Barou’h trouva un endroit pour dormir au Beth-Hamidrache, s’acheta des ‘hallot pour le Chabbat, et quelque chose d’autre à manger, selon son habitude, et il était content. Cependant, il avait décidé qu’il n’irait pas immédiatement à Biechénkovitch, mais resterait pour étudier à la Yéchivah de Vitebsk où enseignait son beau-frère.
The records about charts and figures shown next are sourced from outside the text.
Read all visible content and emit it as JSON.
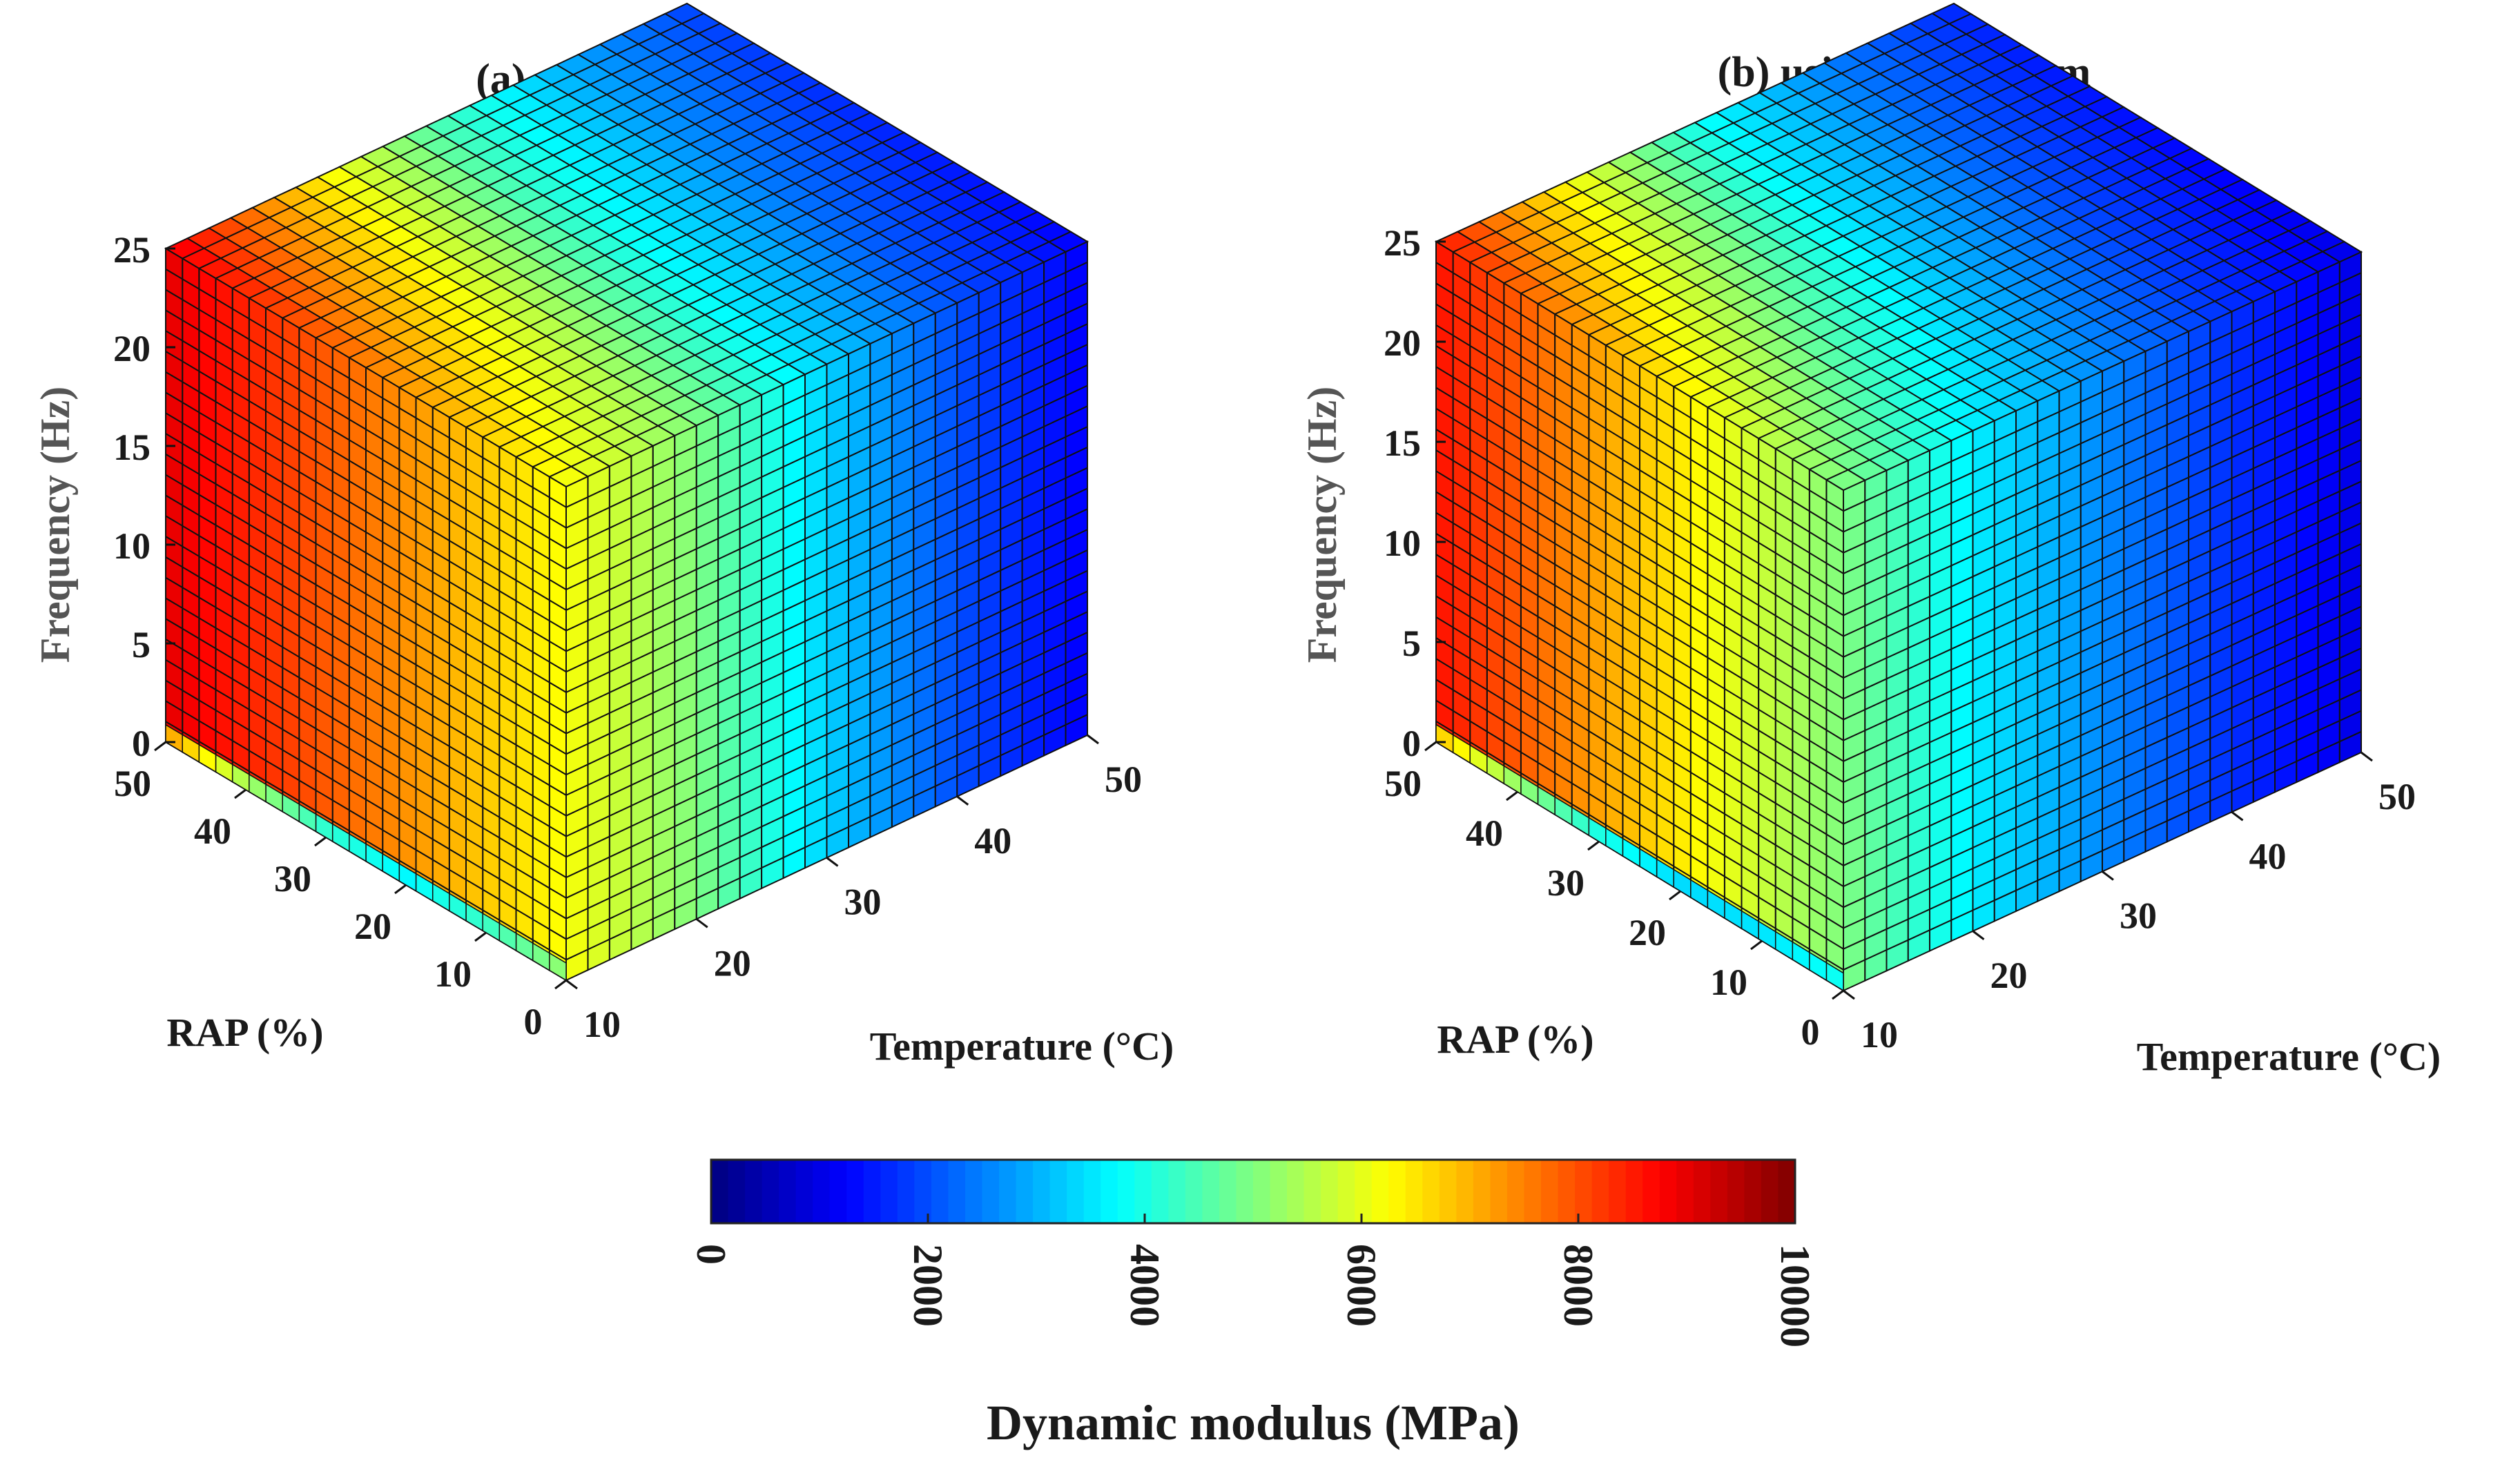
{
  "chart_data": {
    "type": "heatmap",
    "colorbar": {
      "label": "Dynamic modulus (MPa)",
      "range": [
        0,
        10000
      ],
      "ticks": [
        "0",
        "2000",
        "4000",
        "6000",
        "8000",
        "10000"
      ],
      "colormap": "jet"
    },
    "panels": [
      {
        "title": "(a) using Sasobit",
        "axes": {
          "temperature": {
            "label": "Temperature  (°C)",
            "range": [
              10,
              50
            ],
            "ticks": [
              "10",
              "20",
              "30",
              "40",
              "50"
            ]
          },
          "rap": {
            "label": "RAP (%)",
            "range": [
              0,
              50
            ],
            "ticks": [
              "0",
              "10",
              "20",
              "30",
              "40",
              "50"
            ]
          },
          "frequency": {
            "label": "Frequency (Hz)",
            "range": [
              0,
              25
            ],
            "ticks": [
              "0",
              "5",
              "10",
              "15",
              "20",
              "25"
            ]
          }
        },
        "modulus_profile": {
          "temperature": [
            10,
            20,
            30,
            40,
            50
          ],
          "at_rap_0": [
            6200,
            5000,
            3300,
            2000,
            1200
          ],
          "at_rap_50": [
            9000,
            6800,
            4600,
            3000,
            1900
          ]
        },
        "base_front_edge": {
          "rap": [
            0,
            10,
            20,
            30,
            40,
            50
          ],
          "modulus": [
            5200,
            4300,
            3700,
            4200,
            5400,
            7200
          ]
        }
      },
      {
        "title": "(b) using Zycotherm",
        "axes": {
          "temperature": {
            "label": "Temperature (°C)",
            "range": [
              10,
              50
            ],
            "ticks": [
              "10",
              "20",
              "30",
              "40",
              "50"
            ]
          },
          "rap": {
            "label": "RAP (%)",
            "range": [
              0,
              50
            ],
            "ticks": [
              "0",
              "10",
              "20",
              "30",
              "40",
              "50"
            ]
          },
          "frequency": {
            "label": "Frequency (Hz)",
            "range": [
              0,
              25
            ],
            "ticks": [
              "0",
              "5",
              "10",
              "15",
              "20",
              "25"
            ]
          }
        },
        "modulus_profile": {
          "temperature": [
            10,
            20,
            30,
            40,
            50
          ],
          "at_rap_0": [
            5000,
            3600,
            2600,
            1700,
            1000
          ],
          "at_rap_50": [
            8600,
            6300,
            3900,
            2500,
            1600
          ]
        },
        "base_front_edge": {
          "rap": [
            0,
            10,
            20,
            30,
            40,
            50
          ],
          "modulus": [
            3900,
            3500,
            3400,
            4000,
            5200,
            6800
          ]
        }
      }
    ]
  }
}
Personne ne pouvait maintenant avoir assez d’influence sur lui, pour lui faire changer ses façons de vivre, car il était fermement convaincu d’être dans la bonne voie. Il exposa son point de vue à sa sœur et son beau-frère et à ses oncle et tante lorsqu’ils insistèrent pour connaître la vérité sur ses divers prétextes. Il en profita aussi pour leur donner la raison de son silence pendant sa longue absence : il avait craint que, s’il s’était mis en rapport avec eux, ils ne cherchent à le détourner du chemin qu’il s’était choisi. Maintenant, cependant, il était adulte et aimerait que ses parents sachent que, quelque bien intentionnés qu’ils fussent en cherchant à l’aider dans son existence difficile et parfois douloureuse, ils perdraient leur temps et leurs efforts. Il était déterminé à continuer sa vie solitaire, heureux dans la conviction qu’il se tenait tout seul sur ses pieds et qu’il servait le Tout-Puissant vraiment comme « celui qui a les mains nettes et le cœur pur ».